Ombres et lumières sous le signe de
l’équilibre. Des lumières réchauffantes,
des ombres rafraîchissantes. Des ombres paralysantes,
des lumières brûlantes. Des noirceurs qui portent
ombrages, des ombres qui font apprécier la lumière.
Les ombres de la mort, les lumières de la vie. La lumière
dans la mort, les ombres dans la vie.
À travers ces ombres et ces lumières:
les visages du SIDA, les visages d ’hier, les visages
d ’aujourd’hui
Le sida d’hier
Le sida des pertes, de la déchirure
du corps, le sida de la peur devant l’inévitable,
l’incontournable, le sida de la route droite sans alternative,
le sida de la honte, du rejet, de l’accusation sociale.
C’était le temps où l’espérance
de vie des personnes atteintes se situaient entre deux semaines
et deux ans.
Le sida de l’urgence
L’urgence d’apprendre à
vivre intensément, activement, dignement le peu de
temps qui était prêté pour vivre. L’urgence
de faire des adieux à des parents, des frères,
des sœurs qu’on avait perdus de vue depuis longtemps.
L’urgence de dire au revoir à
des amants, des conjoints, des amis souvent aux prises avec
la même réalité. L’urgence de se
réconcilier avec les nombreuses déchirures de
la vie. L’urgence de dénouer les revers et les
travers de la vie.
L’urgence de se consoler des pertes
d’êtres chers car nous étions interpellés
par d’autres qui prendraient le rang de la vie qui conduit
à la mort. L’urgence de prendre le temps de mourir
dignement même avant d ’avoir vécu
suffisamment. L’urgence d’adopter des moyens de
prévention, de trouver des médicaments, d’adapter
des soins de santé.
C’est à travers ce sida du mourir
que des dizaines de travailleurs et travailleuses des groupes
communautaires, que des milliers de bénévoles
se sont apprivoisés à la réalité
du sida. C ’est à travers ces visages du
sida de l’urgence, du sida de la mort que se sont construits
progressivement les visages du sida de la vie, les visages
du sida d’aujourd’hui.
Le sida d’aujourd’hui
Le sida de la vie, un sida qui fait sa vie
dans la société du vingt et unième siècle.
Un sida encore fait d’ombres et de lumières.
Un sida dont les visages ne sont pas moins nombreux.
Ce qui était apparent est souvent
devenu invisible caché dans des intérieurs tiraillés
entre le goût intense de vivre et un mourir éventuel.
C’est le visage des survivants d’une mort appréhendée
trop tôt qui recherchent de nouvelles raisons de vivre.

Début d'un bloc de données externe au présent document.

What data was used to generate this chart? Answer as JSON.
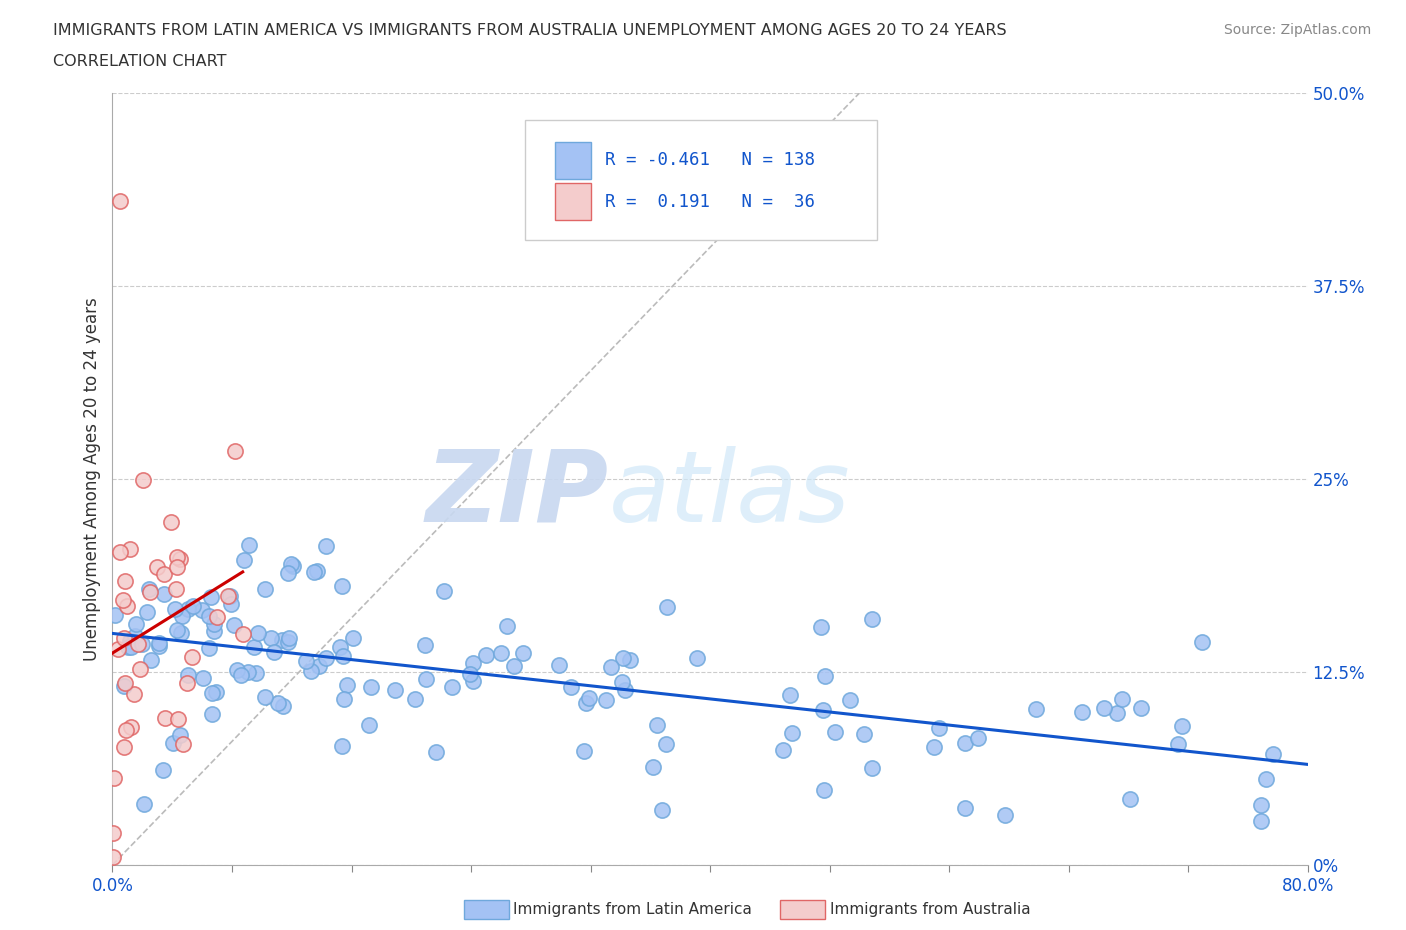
{
  "title_line1": "IMMIGRANTS FROM LATIN AMERICA VS IMMIGRANTS FROM AUSTRALIA UNEMPLOYMENT AMONG AGES 20 TO 24 YEARS",
  "title_line2": "CORRELATION CHART",
  "source_text": "Source: ZipAtlas.com",
  "ylabel": "Unemployment Among Ages 20 to 24 years",
  "xlim": [
    0.0,
    0.8
  ],
  "ylim": [
    0.0,
    0.5
  ],
  "ytick_labels": [
    "0%",
    "12.5%",
    "25%",
    "37.5%",
    "50.0%"
  ],
  "ytick_values": [
    0.0,
    0.125,
    0.25,
    0.375,
    0.5
  ],
  "blue_color": "#a4c2f4",
  "blue_edge_color": "#6fa8dc",
  "pink_color": "#f4cccc",
  "pink_edge_color": "#e06666",
  "blue_R": -0.461,
  "blue_N": 138,
  "pink_R": 0.191,
  "pink_N": 36,
  "blue_line_color": "#1155cc",
  "pink_line_color": "#cc0000",
  "watermark_zip": "ZIP",
  "watermark_atlas": "atlas",
  "legend_label_blue": "Immigrants from Latin America",
  "legend_label_pink": "Immigrants from Australia",
  "background_color": "#ffffff",
  "grid_color": "#cccccc",
  "ref_line_color": "#bbbbbb"
}
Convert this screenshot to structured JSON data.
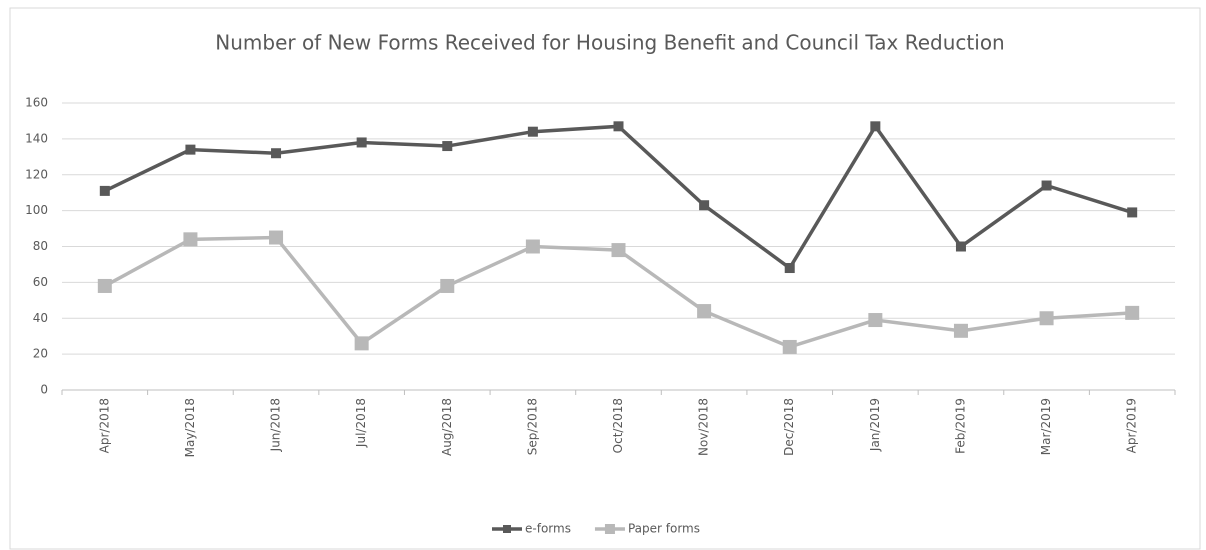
{
  "chart_data": {
    "type": "line",
    "title": "Number of New Forms Received for Housing Benefit and Council Tax Reduction",
    "categories": [
      "Apr/2018",
      "May/2018",
      "Jun/2018",
      "Jul/2018",
      "Aug/2018",
      "Sep/2018",
      "Oct/2018",
      "Nov/2018",
      "Dec/2018",
      "Jan/2019",
      "Feb/2019",
      "Mar/2019",
      "Apr/2019"
    ],
    "series": [
      {
        "name": "e-forms",
        "color": "#595959",
        "values": [
          111,
          134,
          132,
          138,
          136,
          144,
          147,
          103,
          68,
          147,
          80,
          114,
          99
        ]
      },
      {
        "name": "Paper forms",
        "color": "#b8b8b8",
        "values": [
          58,
          84,
          85,
          26,
          58,
          80,
          78,
          44,
          24,
          39,
          33,
          40,
          43
        ]
      }
    ],
    "ylim": [
      0,
      160
    ],
    "yticks": [
      0,
      20,
      40,
      60,
      80,
      100,
      120,
      140,
      160
    ],
    "grid": true,
    "legend": "bottom"
  }
}
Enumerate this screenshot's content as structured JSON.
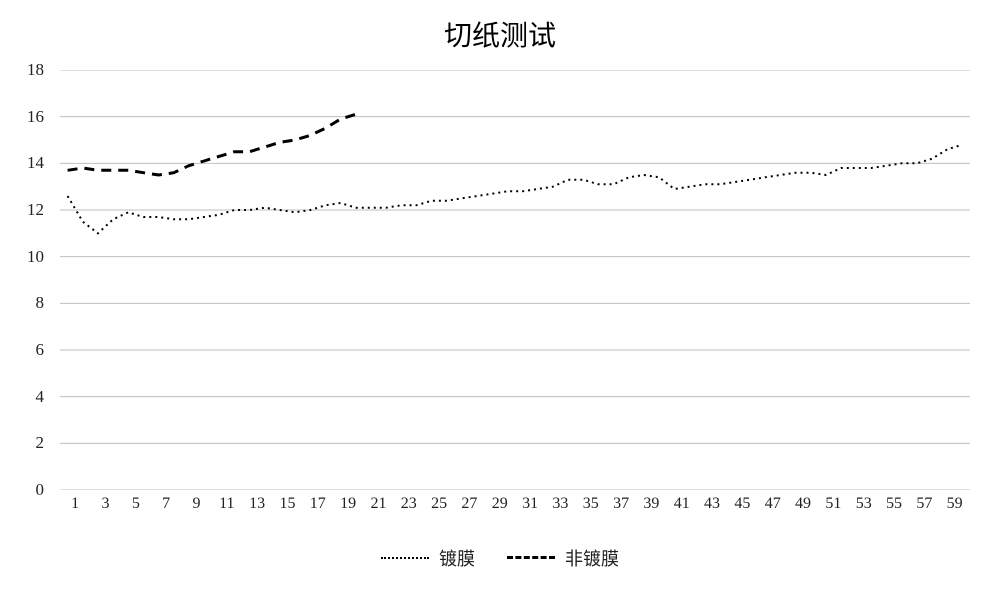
{
  "chart": {
    "type": "line",
    "title": "切纸测试",
    "title_fontsize": 28,
    "background_color": "#ffffff",
    "grid_color": "#bfbfbf",
    "grid_on_y": true,
    "grid_on_x": false,
    "line_color": "#000000",
    "axis_label_fontsize": 17,
    "ylim": [
      0,
      18
    ],
    "ytick_step": 2,
    "yticks": [
      0,
      2,
      4,
      6,
      8,
      10,
      12,
      14,
      16,
      18
    ],
    "xlim": [
      1,
      60
    ],
    "x_categories": [
      1,
      2,
      3,
      4,
      5,
      6,
      7,
      8,
      9,
      10,
      11,
      12,
      13,
      14,
      15,
      16,
      17,
      18,
      19,
      20,
      21,
      22,
      23,
      24,
      25,
      26,
      27,
      28,
      29,
      30,
      31,
      32,
      33,
      34,
      35,
      36,
      37,
      38,
      39,
      40,
      41,
      42,
      43,
      44,
      45,
      46,
      47,
      48,
      49,
      50,
      51,
      52,
      53,
      54,
      55,
      56,
      57,
      58,
      59,
      60
    ],
    "x_tick_labels": [
      1,
      3,
      5,
      7,
      9,
      11,
      13,
      15,
      17,
      19,
      21,
      23,
      25,
      27,
      29,
      31,
      33,
      35,
      37,
      39,
      41,
      43,
      45,
      47,
      49,
      51,
      53,
      55,
      57,
      59
    ],
    "series": [
      {
        "name": "镀膜",
        "color": "#000000",
        "line_width": 2,
        "dash": "dotted",
        "marker": "none",
        "values": [
          12.6,
          11.5,
          11.0,
          11.6,
          11.9,
          11.7,
          11.7,
          11.6,
          11.6,
          11.7,
          11.8,
          12.0,
          12.0,
          12.1,
          12.0,
          11.9,
          12.0,
          12.2,
          12.3,
          12.1,
          12.1,
          12.1,
          12.2,
          12.2,
          12.4,
          12.4,
          12.5,
          12.6,
          12.7,
          12.8,
          12.8,
          12.9,
          13.0,
          13.3,
          13.3,
          13.1,
          13.1,
          13.4,
          13.5,
          13.4,
          12.9,
          13.0,
          13.1,
          13.1,
          13.2,
          13.3,
          13.4,
          13.5,
          13.6,
          13.6,
          13.5,
          13.8,
          13.8,
          13.8,
          13.9,
          14.0,
          14.0,
          14.2,
          14.6,
          14.8
        ]
      },
      {
        "name": "非镀膜",
        "color": "#000000",
        "line_width": 3,
        "dash": "dashed",
        "marker": "none",
        "values": [
          13.7,
          13.8,
          13.7,
          13.7,
          13.7,
          13.6,
          13.5,
          13.6,
          13.9,
          14.1,
          14.3,
          14.5,
          14.5,
          14.7,
          14.9,
          15.0,
          15.2,
          15.5,
          15.9,
          16.1
        ]
      }
    ],
    "legend": {
      "position": "bottom",
      "fontsize": 18,
      "items": [
        "镀膜",
        "非镀膜"
      ]
    }
  }
}
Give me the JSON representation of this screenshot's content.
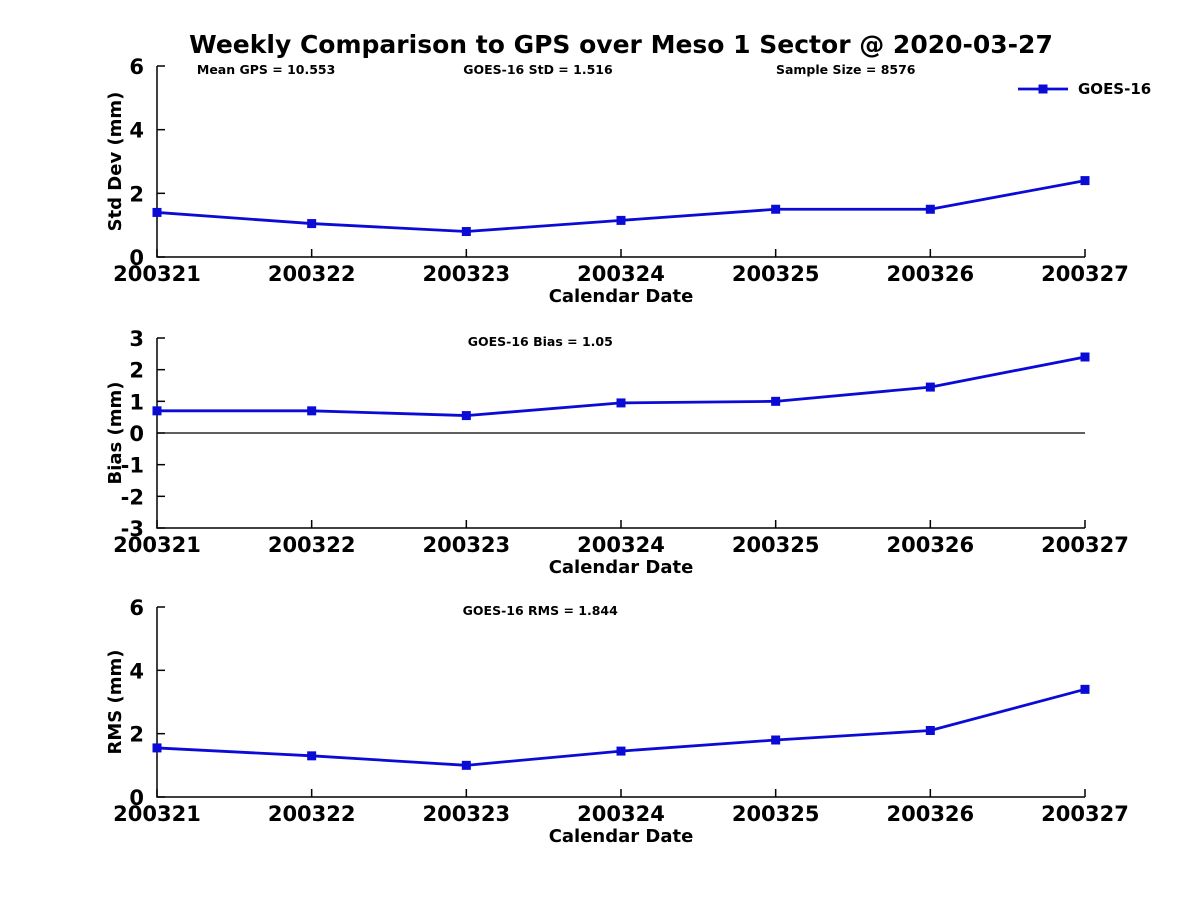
{
  "page": {
    "title": "Weekly Comparison to GPS over Meso 1 Sector @ 2020-03-27"
  },
  "legend": {
    "label": "GOES-16",
    "color": "#0b0bd6",
    "position": "top-right-subplot-1"
  },
  "chart_data": [
    {
      "type": "line",
      "series_name": "GOES-16",
      "categories": [
        "200321",
        "200322",
        "200323",
        "200324",
        "200325",
        "200326",
        "200327"
      ],
      "values": [
        1.4,
        1.05,
        0.8,
        1.15,
        1.5,
        1.5,
        2.4
      ],
      "xlabel": "Calendar Date",
      "ylabel": "Std Dev (mm)",
      "ylim": [
        0,
        6
      ],
      "yticks": [
        0,
        2,
        4,
        6
      ],
      "grid": false,
      "legend": true,
      "zero_line": false,
      "marker": "square",
      "annotations": [
        {
          "text": "Mean GPS = 10.553",
          "xfrac": 0.043,
          "anchor": "start"
        },
        {
          "text": "GOES-16 StD = 1.516",
          "xfrac": 0.33,
          "anchor": "start"
        },
        {
          "text": "Sample Size = 8576",
          "xfrac": 0.667,
          "anchor": "start"
        }
      ]
    },
    {
      "type": "line",
      "series_name": "GOES-16",
      "categories": [
        "200321",
        "200322",
        "200323",
        "200324",
        "200325",
        "200326",
        "200327"
      ],
      "values": [
        0.7,
        0.7,
        0.55,
        0.95,
        1.0,
        1.45,
        2.4
      ],
      "xlabel": "Calendar Date",
      "ylabel": "Bias (mm)",
      "ylim": [
        -3,
        3
      ],
      "yticks": [
        -3,
        -2,
        -1,
        0,
        1,
        2,
        3
      ],
      "grid": false,
      "legend": false,
      "zero_line": true,
      "marker": "square",
      "annotations": [
        {
          "text": "GOES-16 Bias  = 1.05",
          "xfrac": 0.413,
          "anchor": "middle"
        }
      ]
    },
    {
      "type": "line",
      "series_name": "GOES-16",
      "categories": [
        "200321",
        "200322",
        "200323",
        "200324",
        "200325",
        "200326",
        "200327"
      ],
      "values": [
        1.55,
        1.3,
        1.0,
        1.45,
        1.8,
        2.1,
        3.4
      ],
      "xlabel": "Calendar Date",
      "ylabel": "RMS (mm)",
      "ylim": [
        0,
        6
      ],
      "yticks": [
        0,
        2,
        4,
        6
      ],
      "grid": false,
      "legend": false,
      "zero_line": false,
      "marker": "square",
      "annotations": [
        {
          "text": "GOES-16 RMS = 1.844",
          "xfrac": 0.413,
          "anchor": "middle"
        }
      ]
    }
  ]
}
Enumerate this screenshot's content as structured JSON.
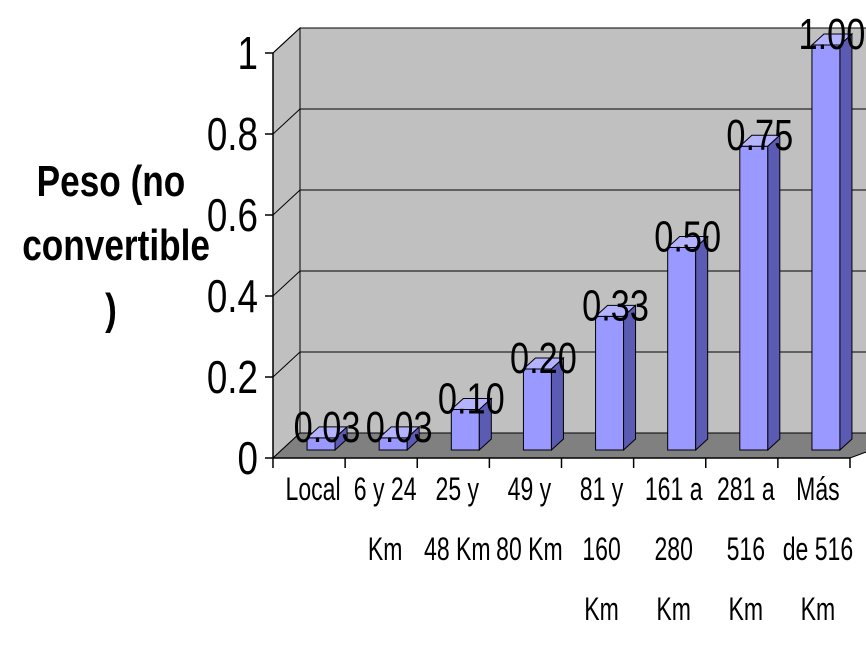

C’est le visage de toxicomanes enchevêtrés
dans leur dépendance pour qui le VIH est venu s’ajouter
à une vie déjà désorganisée.
C’est le sida de la prévention
en train de se réinventer mariant condom et seringues
stériles avec estime de soi, force de caractère
et dialogue. C’est le sida qu’on ne croyait pas
pour nous et qui entre dans nos vies sournoisement sans crier
gare. C’est le visage d’adolescents et de jeunes
adultes s’infectant en croyant que la pilule du lendemain
est déjà à nos portes.
C’est le visage de bénévoles
qui disparaissent parce que leur raison d’être
était d’accompagner des vies qui s’éteignaient
trop rapidement. Ce sont les figures vieillies de quelques
travailleurs et travailleuses anciens qui ont vécu
un passé de pertes et de deuils successifs et qui font
toujours le présent.
Ce sont les visages des nouvelles recrues
qui prennent leur place, qui découvrent, qui luttent,
se battent et se placent. C ’est le temps des remises
en question, des changements, des évolutions, des transformations,
c’est le temps du VIH qui marque la vie.
C’est le sida d’hommes et de
femmes fermés sur leur silence, incapable de dire à
leur père et mère, fils et fille, amis et amies
: je vis avec le VIH. C’est le visage de femmes de plus
en plus nombreuses qui vivent isolées avec leur sida
de femmes.
C’est le sida des visages émaciés
et des muscles fondants ravagés par la lipodystrophie.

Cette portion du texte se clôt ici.